Fürchtet euch nicht vor denen, die wohl den Leib töten, aber die Seele nicht töten vermögen. (Matthäus 10:28)

Der Sanhedrin war die höchste und mächtigste religiöse Behörde der Israeliten in Palästina. Er setzte sich aus dreißig Rayis Rabbis zusammen. Sie waren Pharisäer und Schriftgelehrte, die vom vorsitzenden Rayis Rabbi persönlich ausgewählt worden waren. Fünfundzwanzig dieser Rayis Rabbis waren Berater, fünf waren Richter. Der Sanhedrin folgte strikt dem Mosaischen Gesetz, nach der Schrift und nach der Überlieferung, – insbesondere, wenn es seinen Zwecken diente.

Die Richter des Sanhedrin hatten die Macht, über Israeliten, die gegen das Mosaische Gesetzt verstießen, die Todesstrafe – durch den Strang, durch Steinigung oder Kreuzigung – zu verhängen. Fünfzig Srafvollzieher waren ernannt. Sie hatten die Urteile der Richter zu vollziehen.

König Herodes hatte dem Sanhedrin hundert bewaffnete Männer. Schwert- und Speerträger, überlassen, die unter der Befehlsgewalt des Sanhedrins standen.

Der Sanhedrin hatte seine Spione überall, sogar im Königspalast und im Palast des römischen Statthalters. Die Spione lieferten schriftliche Berichte über alle Vorkommnisse, die ihnen verdächtig erschienen. Fast alle Israelitischen Rabbis waren Spione. Die Essener, welche der Sanhedrin als Ketzer betrachtete waren eine bevorzugte Zielscheibe und litten schwer. Der römische Statthalter hatte seine eigenen Spione, zumeist Griechen und Israeliten, in ganz Palästina.

(Seite 170) Am Tage nachdem Joshua Eliezar von den Toten auferweckt hatte, berichtete der Israelitische Rabbi, der Augenzeuge des Wunders geworden war, dem Sanhedrin den Vorfall in allen Einzelheiten.

Kaiaphas, der vorsitzende der Rayis Rabbis des Sanhedrin, las den Bericht mit zunehmender Wut. Er hatte schon zu viele ähnliche Berichte über die Lehren und das Heilen dieses Essener Rabbi Joshua gesehen. Er berief noch am gleichen Tag eine Sitzung des Sanhedrins ein.

Unfähig, seinen schwelenden Zorn zu verbergen, stand Kaiaphas auf und sagte zu den Beratern und Richtern: „Ehrwürdige Rayis Rabbis, dieser junge Essener Joshua wird ein echter Dorn in unserer Seite und er stellt für unsere Pläne eine ernsthafte Gefahr dar. Vor zwei Tagen hat dieser ketzerische Rabbi, der Diener des Erzdämons Beelzebub, in Bethania den toten Körper von Eliezar aus dem Grab, in dem er schon vier Tage gelegen hatte, auferstehen lassen. Eliezars Tod war ganz bestimmt Alahas Wille. Mit Beelzebubs Vollmacht und Einverständnis hat er die Seele von Eliezar Aus Gehenna (Hölle) zurückgerufen.

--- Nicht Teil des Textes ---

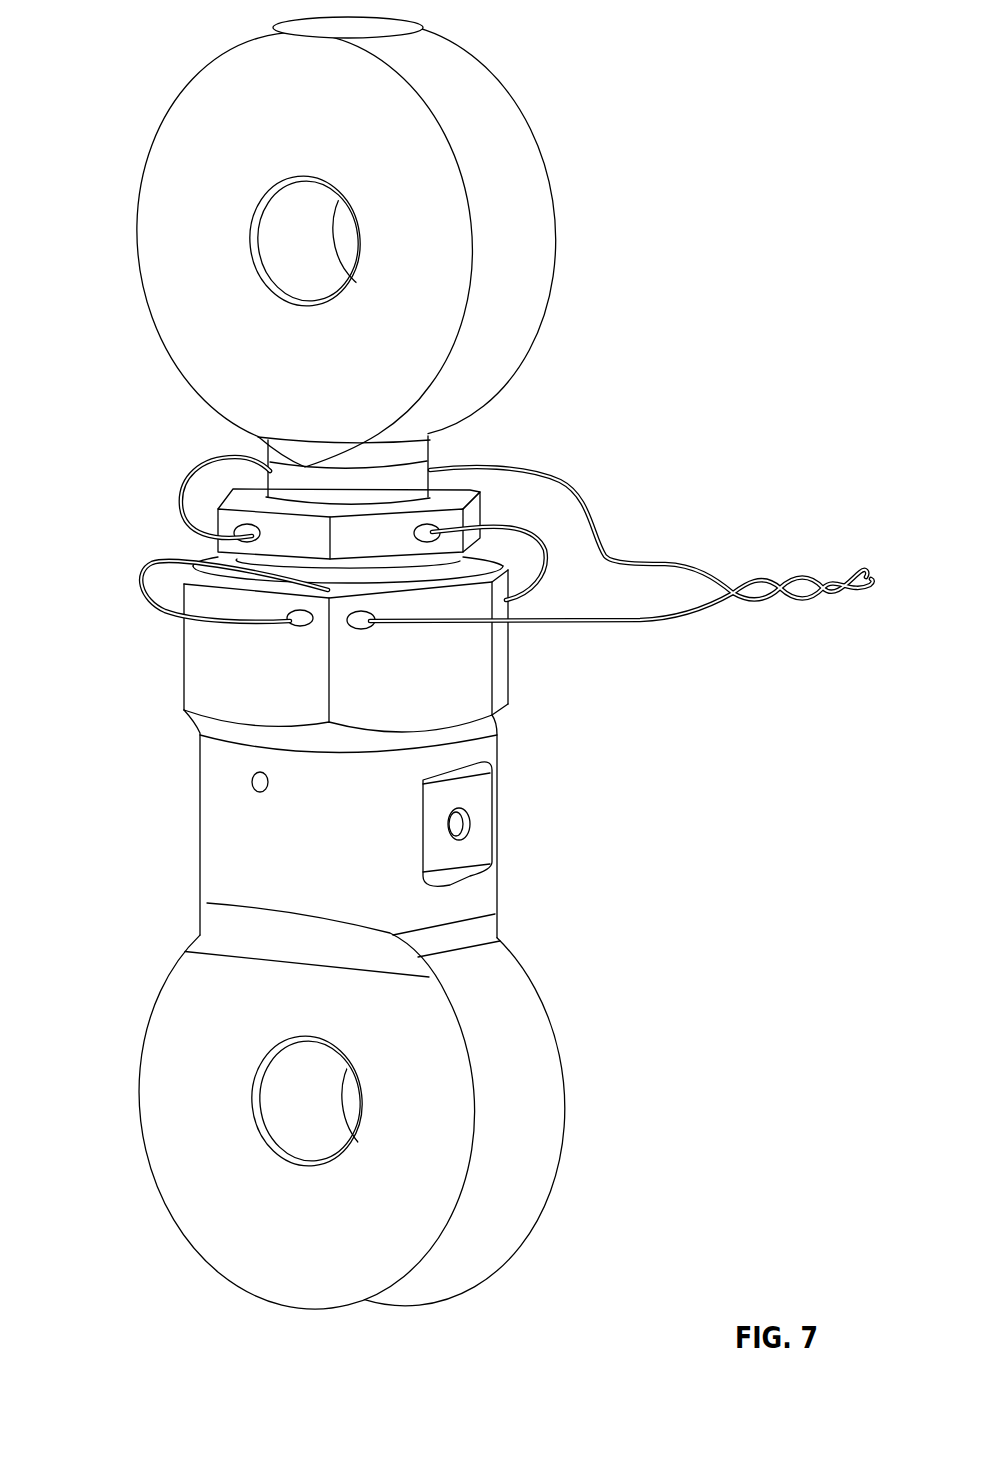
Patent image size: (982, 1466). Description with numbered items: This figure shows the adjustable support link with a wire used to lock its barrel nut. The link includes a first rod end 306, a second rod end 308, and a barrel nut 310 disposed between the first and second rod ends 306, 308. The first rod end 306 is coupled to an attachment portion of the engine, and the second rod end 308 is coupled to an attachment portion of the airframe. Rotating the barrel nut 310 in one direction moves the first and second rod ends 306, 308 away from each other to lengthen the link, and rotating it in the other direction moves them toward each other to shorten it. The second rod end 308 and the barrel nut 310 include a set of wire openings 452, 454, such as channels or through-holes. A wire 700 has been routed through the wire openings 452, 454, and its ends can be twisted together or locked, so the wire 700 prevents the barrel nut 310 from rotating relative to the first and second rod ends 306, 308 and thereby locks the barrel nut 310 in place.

Das ist nicht sein erstes Vergehen. Dieser verfluchte Erzdämon hat schon andere Seelen aus Gehenna zurückgerufen. Ich habe hier einen detaillierten Bericht von unserem Rabbi in Nain, der einen toten Jungen zum Begräbnis begleitete, als sich dieser Joshua einmischte. In panischer Angst hörte der Mann, wie der Essener Rabbi der Seele des Jungen befahl, in den Köper zurückzukommen. Und ihr habt von der Tochter Jaïrus, des Vorstehers unserer Synagoge in Yerushalayim, gehört, die auf gottlose Weise vom Tode zurückgeholt wurde. Wenn der Wille Alahas den Tod einer Person bestimmt, mit welchem Recht bricht dieser Erzdämon Alahas Gesetz?

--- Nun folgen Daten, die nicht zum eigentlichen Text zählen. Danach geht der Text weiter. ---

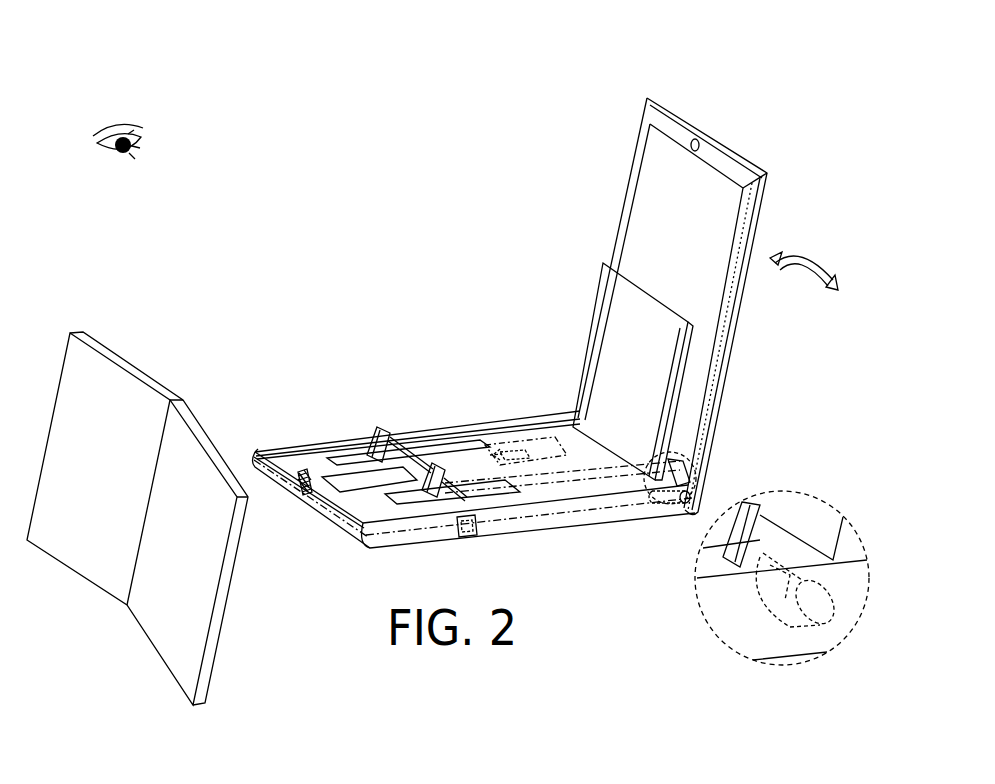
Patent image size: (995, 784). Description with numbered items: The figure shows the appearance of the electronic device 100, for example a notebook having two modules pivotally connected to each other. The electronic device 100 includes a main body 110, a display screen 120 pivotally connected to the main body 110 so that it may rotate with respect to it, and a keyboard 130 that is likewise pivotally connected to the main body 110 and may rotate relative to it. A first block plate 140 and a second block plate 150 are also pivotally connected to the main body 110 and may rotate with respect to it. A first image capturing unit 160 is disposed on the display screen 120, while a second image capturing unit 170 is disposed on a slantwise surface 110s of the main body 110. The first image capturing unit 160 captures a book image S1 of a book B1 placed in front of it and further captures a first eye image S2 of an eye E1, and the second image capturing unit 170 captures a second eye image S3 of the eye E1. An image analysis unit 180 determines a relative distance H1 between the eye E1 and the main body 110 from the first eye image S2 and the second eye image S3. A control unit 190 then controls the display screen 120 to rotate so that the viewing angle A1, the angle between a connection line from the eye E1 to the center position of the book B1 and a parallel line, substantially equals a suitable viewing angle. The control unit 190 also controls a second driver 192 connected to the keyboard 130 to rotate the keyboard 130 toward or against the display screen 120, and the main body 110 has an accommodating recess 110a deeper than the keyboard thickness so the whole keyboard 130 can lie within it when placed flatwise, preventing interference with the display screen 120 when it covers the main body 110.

The electronic device 100 is at (757, 157).
The main body 110 is at (556, 526).
The accommodating recess 110a is at (585, 478).
The slantwise surface 110s is at (254, 451).
The display screen 120 is at (737, 318).
The keyboard 130 is at (607, 307).
The first block plate 140 is at (436, 493).
The second block plate 150 is at (378, 434).
The first image capturing unit 160 is at (700, 138).
The second image capturing unit 170 is at (301, 494).
The image analysis unit 180 is at (478, 538).
The control unit 190 is at (485, 446).
The second driver 192 is at (762, 632).
The eye E1 is at (100, 122).
The book B1 is at (233, 597).
The relative distance H1 is at (697, 140).
The book image S1 is at (132, 145).
The first eye image S2 is at (410, 145).
The second eye image S3 is at (303, 483).
The viewing angle A1 is at (132, 148).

Es ist für uns nichts Neues, dass er den Dämonen Befehle erteilt. Wir haben viele Berichte, wonach er den Dämonen Befehle erteilt. Wir haben viele Berichte, wonach er den Dämonen befiehlt, die von ihnen Besessenen zu verlassen. Vor vierzehn Jahren, als mein Schwiegervater, der Rayis Rabbi Annas, den Vorsitz über den Sanhedrin führte, hat er von einem Fall gehört, der sich im Lande der Gadarener zutrug. Dieser Erzdämon hatte einer Legion von Dämonen befohlen, den Körper eines Besessenen zu verlassen und in eine Herde Schweine einzugehen. Eine große Zahl der Schweine, die nicht gewillt waren, die Dämonen in Ihren Körpern aufzunehmen, sprang über eine Klippe in den See und ertränken.

Die Besitzer der Schweine waren empört. Einige von euch werden sich erinnern, dass wir uns damals entschlossen hatten, uns dieses Mannes zu entledigen. Die Richter hatten einstimmig zugestimmt, die Vollstrecker beauftragt, ihn heimlich zu verhaften und zu Tode zu steinigen. Fünfzehn unserer Männer verhafteten ihn in Nazareth, wo er damals lebte und behauptete, Alahas Sohn zu sein. Er war einfach entschwunden, als sie ihn über die Klippe werfen wollten, Kurz darauf hatte er Nazareth verlassen und lebt seither in K’far Nahum.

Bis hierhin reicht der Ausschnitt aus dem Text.